Step 3.1: Execution: Claude triggers your framework test command (e.g., pytest or npm test) via its local shell sub agent [The 4 Core Architectural Components, Autonomous Debugging and Execution Loops].

Step 3.2: Parsing: The test script returns a non zero exit code along with a detailed trace (e.g., TypeError: Cannot read properties of undefined (reading ‘map’)). Claude parses the exact line numbers and variables.

Step 3.3: File Modification: Using native file writing tools, Claude opens the file, applies a minimal diff patch to safely handle the null pointer exception, and saves the file.

Step 3.4: Re-Execution: Claude automatically calls the test script a second time. If a secondary error breaks downstream, it registers the new trace and adjusts its engineering strategy until the output status code resolves to 0 (Success).
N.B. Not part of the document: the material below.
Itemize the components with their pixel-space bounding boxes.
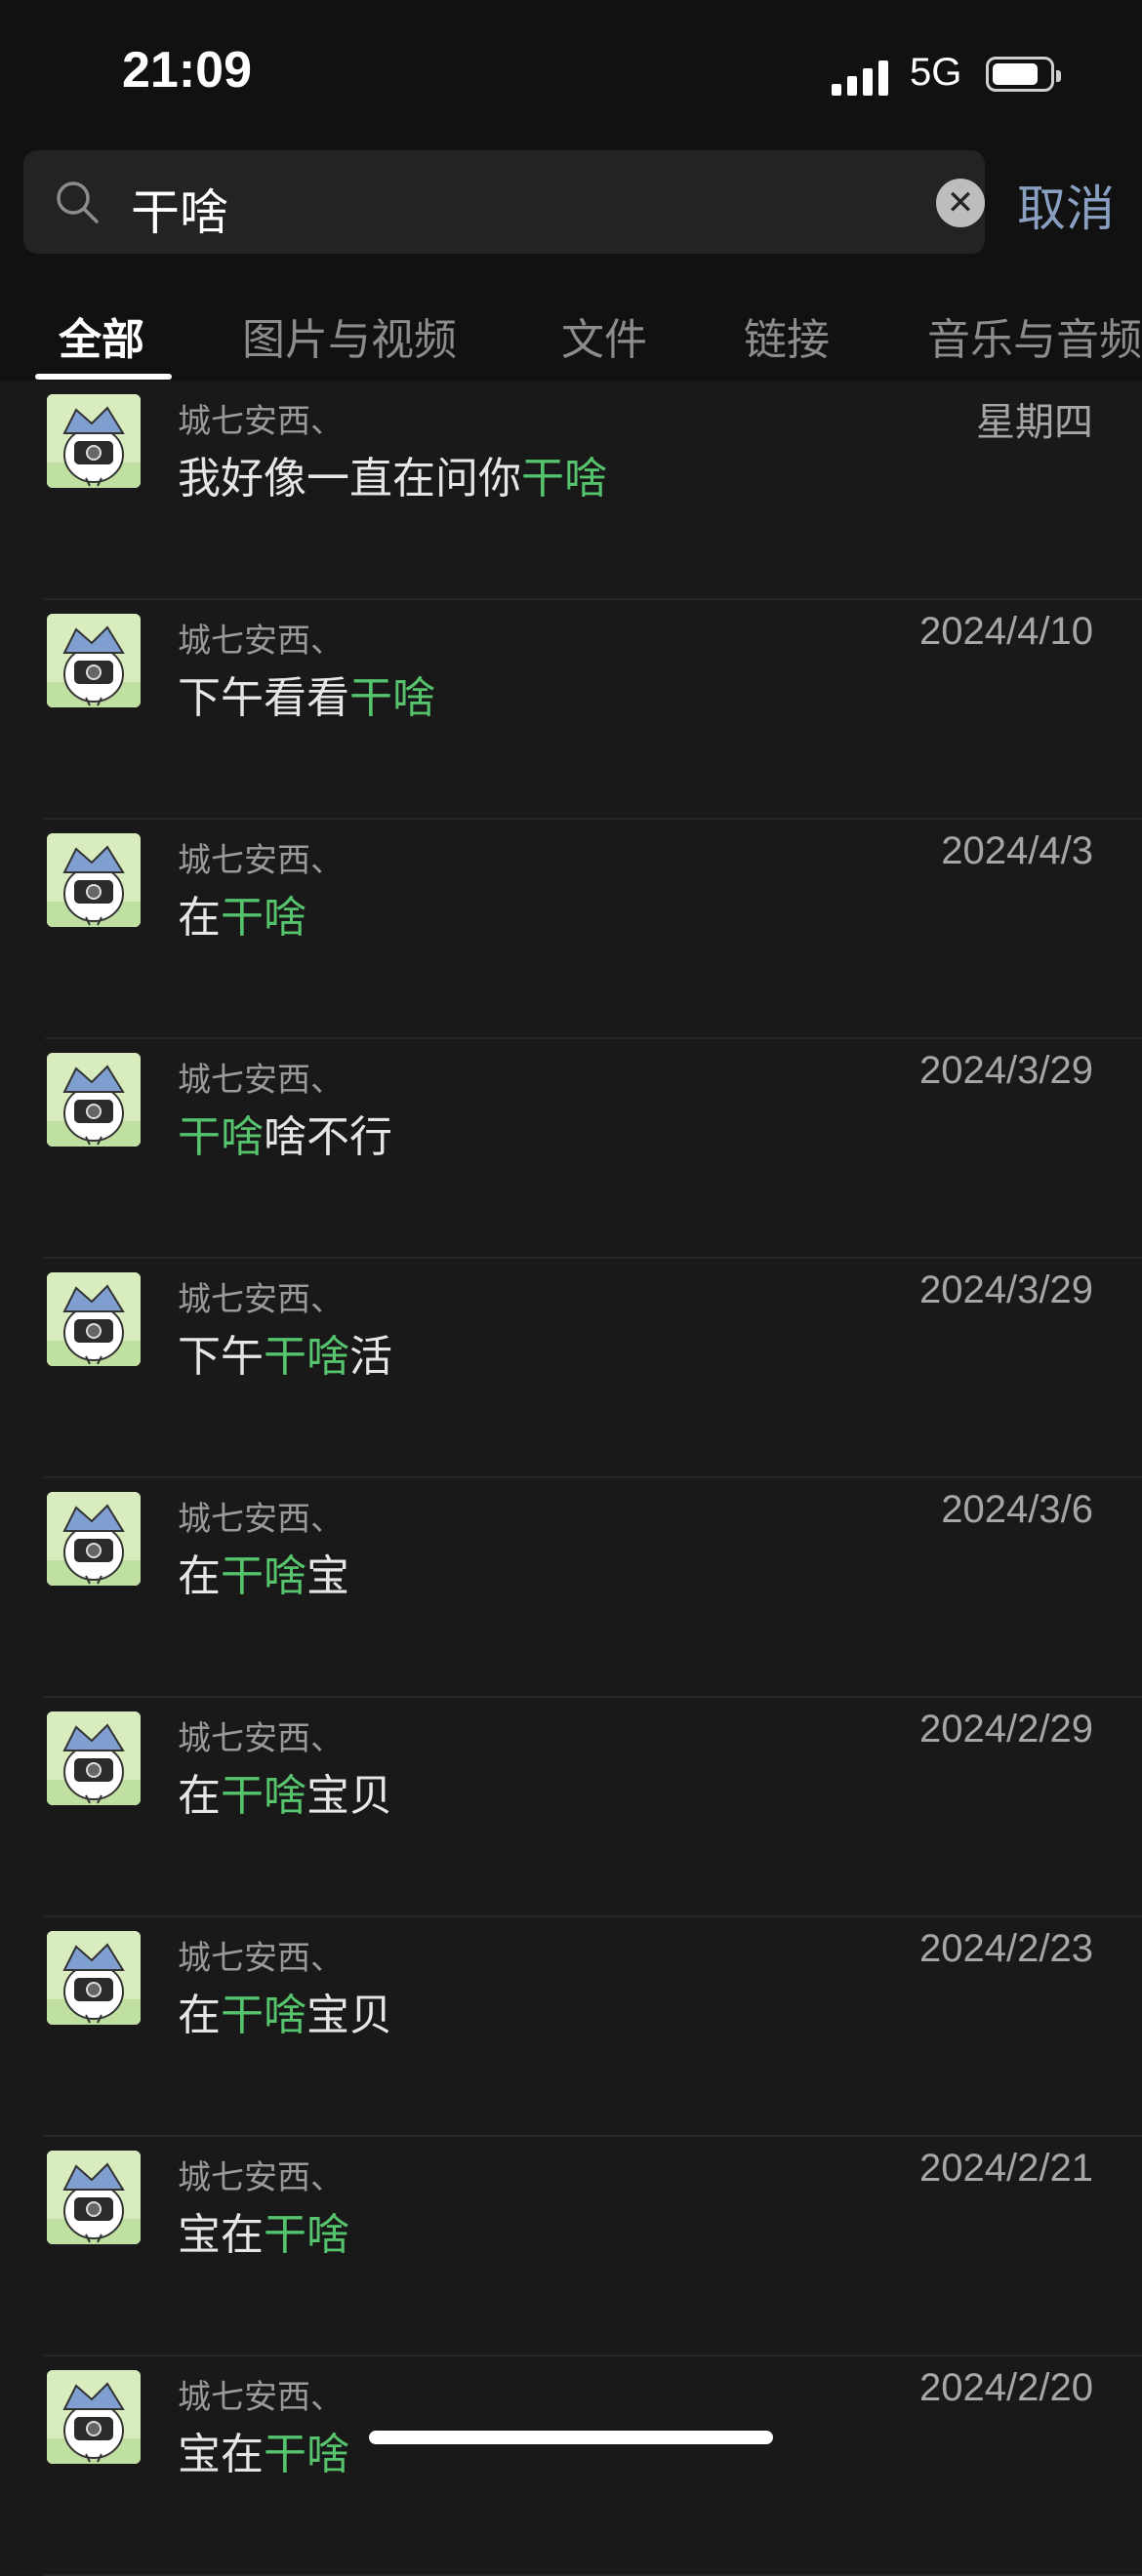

Step 4: Validate Changes and Commit

When all checks turn green, Claude breaks the autonomous execution loop and yields control back to your terminal cursor.

  • Inspect the terminal summary to see the modified file diffs.
  • Run your own quick review check:

bash

git diff
If the self healed logic looks solid, instruct the agent to finalize the task workflow:

 

bash

/commit "Fix null pointer exception inside user analytics map loop"
Summary of Setup Metrics
To ensure your debugging loops remain highly accurate and performant, match your environment targets to these operational boundaries:
Optimization Layer Best Practice Target Configuration
Max Loop Iterations Limit agent runs to 3 to 5 loops to avoid high API token usage.
Workspace Focus Pass specific folders (e.g., /src/services) to compress the token scope.
State Tracking Always run execution loops on an isolated git feature branch (git checkout -b fix/…).